I wanted to say I was sorry, but I didn’t know what I was supposed to be sorry for. “Thanks,” I said, picking up the bowl and moving to the table. She shook her head, and her hands went onto her hips.

“Well?” she asked. I stared at her for a second, then took a spoonful of cereal. She exhaled loudly.

“What?” I said with my mouth full.

“Michael James Kendall, you were taught better than to talk with your mouth full,” she said.

I made a show of chewing the remaining cereal, and swallowed loudly. “What’d I do?”

She rolled her eyes, “Where were you? Your father and I were worried sick—”

“You were not. Come on, mom, I was just out—”

“Drinking, yes I know! Making an ass of yourself, no doubt, as well.”

My spoon hung in mid-air. I couldn’t move. My head started to shake a bit. I’d never heard her cuss at me before.

I started to lower the spoon back to the bowl, but my eyes never left hers. After a few seconds, she exhaled loudly again, and stormed out of the kitchen. I heard her heavy steps on the stairs. I had just managed to get my neck relaxed when I heard the paper rustle, and my father came into the kitchen. He looked at me for a second, then asked “Any more of that left?”

I nodded. He went to the same cupboards. Without saying anything, he poured the milk and got a spoon. When he sat down next to me, I saw he’d fixed almost the same exact amount. He took a spoonful, and chewed for a second. I did the same.

“So,” he asked, without looking up, “who was she?”

“That’s not what happened,” I said, looking over at him, “I ran into an old friend from school. He was having a rough night and got himself too drunk to drive home. I took care of him. Crashed at his place.”

He looked up at me, nodded to himself, then began eating, again. I finished my bowl, and leaned back in the chair. Outside, through the blinds, the sun was going from yellow gold to pale white. “You smell bad,” he said. I smiled, and got up from the table.
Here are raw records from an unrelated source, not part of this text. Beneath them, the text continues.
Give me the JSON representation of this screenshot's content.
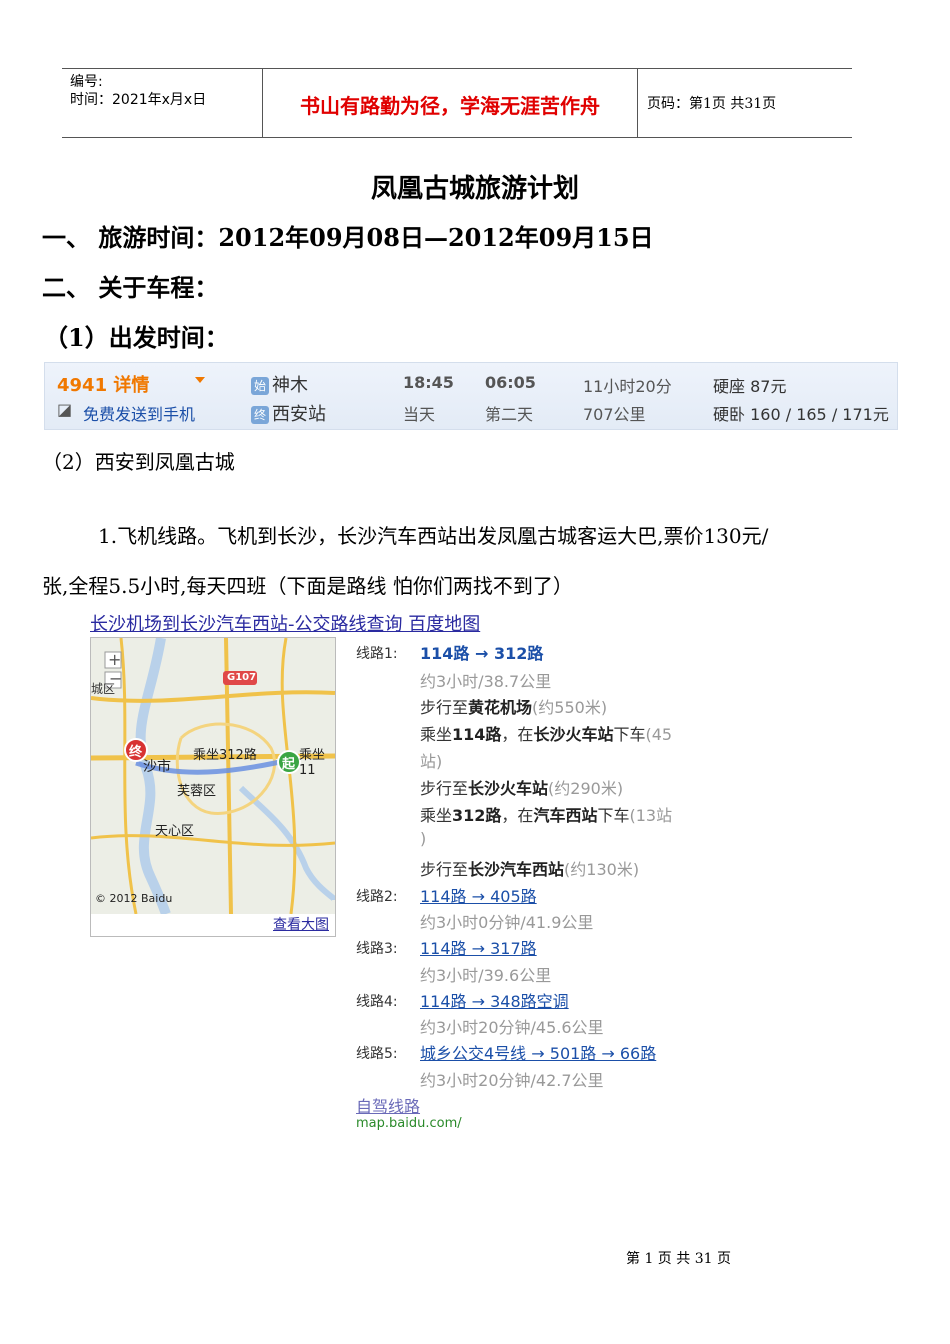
{
  "header": {
    "number_label": "编号:",
    "time_label": "时间：2021年x月x日",
    "motto": "书山有路勤为径，学海无涯苦作舟",
    "page_info": "页码：第1页  共31页"
  },
  "doc": {
    "title": "凤凰古城旅游计划",
    "section1": "一、 旅游时间：2012年09月08日—2012年09月15日",
    "section2": "二、 关于车程：",
    "sub1": "（1）出发时间：",
    "sub2": "（2）西安到凤凰古城",
    "para_line1": "1.飞机线路。飞机到长沙，长沙汽车西站出发凤凰古城客运大巴,票价130元/",
    "para_line2": "张,全程5.5小时,每天四班（下面是路线  怕你们两找不到了）"
  },
  "train": {
    "number": "4941 详情",
    "send_phone": "免费发送到手机",
    "from_badge": "始",
    "from_station": "神木",
    "to_badge": "终",
    "to_station": "西安站",
    "depart_time": "18:45",
    "depart_day": "当天",
    "arrive_time": "06:05",
    "arrive_day": "第二天",
    "duration": "11小时20分",
    "distance": "707公里",
    "seat_hard": "硬座 87元",
    "sleeper_hard": "硬卧 160 / 165 / 171元",
    "badge_colors": {
      "from": "#7aa6d8",
      "to": "#7aa6d8"
    }
  },
  "map": {
    "link": "长沙机场到长沙汽车西站-公交路线查询 百度地图",
    "view_large": "查看大图",
    "copyright": "© 2012 Baidu",
    "label_city": "沙市",
    "label_furong": "芙蓉区",
    "label_tianxin": "天心区",
    "label_ride312": "乘坐312路",
    "label_ride114": "乘坐11",
    "label_g107": "G107",
    "label_left": "城区",
    "marker_end": "终",
    "marker_start": "起"
  },
  "routes": {
    "r1_label": "线路1:",
    "r1_title": "114路 → 312路",
    "r1_time": "约3小时/38.7公里",
    "s1_a": "步行至",
    "s1_b": "黄花机场",
    "s1_c": "(约550米)",
    "s2_a": "乘坐",
    "s2_b": "114路",
    "s2_c": "，在",
    "s2_d": "长沙火车站",
    "s2_e": "下车",
    "s2_f": "(45",
    "s2_g": "站)",
    "s3_a": "步行至",
    "s3_b": "长沙火车站",
    "s3_c": "(约290米)",
    "s4_a": "乘坐",
    "s4_b": "312路",
    "s4_c": "，在",
    "s4_d": "汽车西站",
    "s4_e": "下车",
    "s4_f": "(13站",
    "s4_g": ")",
    "s5_a": "步行至",
    "s5_b": "长沙汽车西站",
    "s5_c": "(约130米)",
    "r2_label": "线路2:",
    "r2_title": "114路 → 405路",
    "r2_time": "约3小时0分钟/41.9公里",
    "r3_label": "线路3:",
    "r3_title": "114路 → 317路",
    "r3_time": "约3小时/39.6公里",
    "r4_label": "线路4:",
    "r4_title": "114路 → 348路空调",
    "r4_time": "约3小时20分钟/45.6公里",
    "r5_label": "线路5:",
    "r5_title": "城乡公交4号线 → 501路 → 66路",
    "r5_time": "约3小时20分钟/42.7公里",
    "self_drive": "自驾线路",
    "source_url": "map.baidu.com/"
  },
  "footer": {
    "page": "第 1 页 共 31 页"
  }
}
The hot water streamed down over me, and I tried not to think about how much it felt like fingers. I tried not to think about whose fingers it seemed like. Every time it happened, though, it was either Susan or—or him—just behind my eyes. I didn’t want to think his name. Every time I didn’t think about his name, though, my body responded.

I was thinking about doing something about it when someone knocked on the bathroom door. I tried to cover myself with my hands, and thought, Christ, I am twelve all over again! “Yes?” I asked.

“Don’t forget, dear, you said you would go to the Sheriff’s office to take care of the paperwork from our little accident,” my mother said.

I didn’t remember agreeing to do that, but I said “Okay,” just to get her away from the door. I thought back to every time she’d ever come bursting in on me while I was showering or doing something else that I didn’t want to be disturbed while doing. My cheeks got hot. In a house with two sisters and a mother who didn’t believe in door locks, I learned to hide things. The second therapist had talked extensively about that. “Boundaries,” he’d said, “Michael, they’ve left you with no boundaries.” He’d been right, of course, but at the time it felt like he was attacking my family. I’d been twenty-two, what the hell did I know? I paid for that session and never went back.

I didn’t want to shut off the warm water, but I did anyway. The cold air filtered in so fast, my jaw tensed. I toweled off and slid into my jeans. At the mirror, I started to shave, but stopped. I looked at my face. Something in it was clearer than it had been yesterday.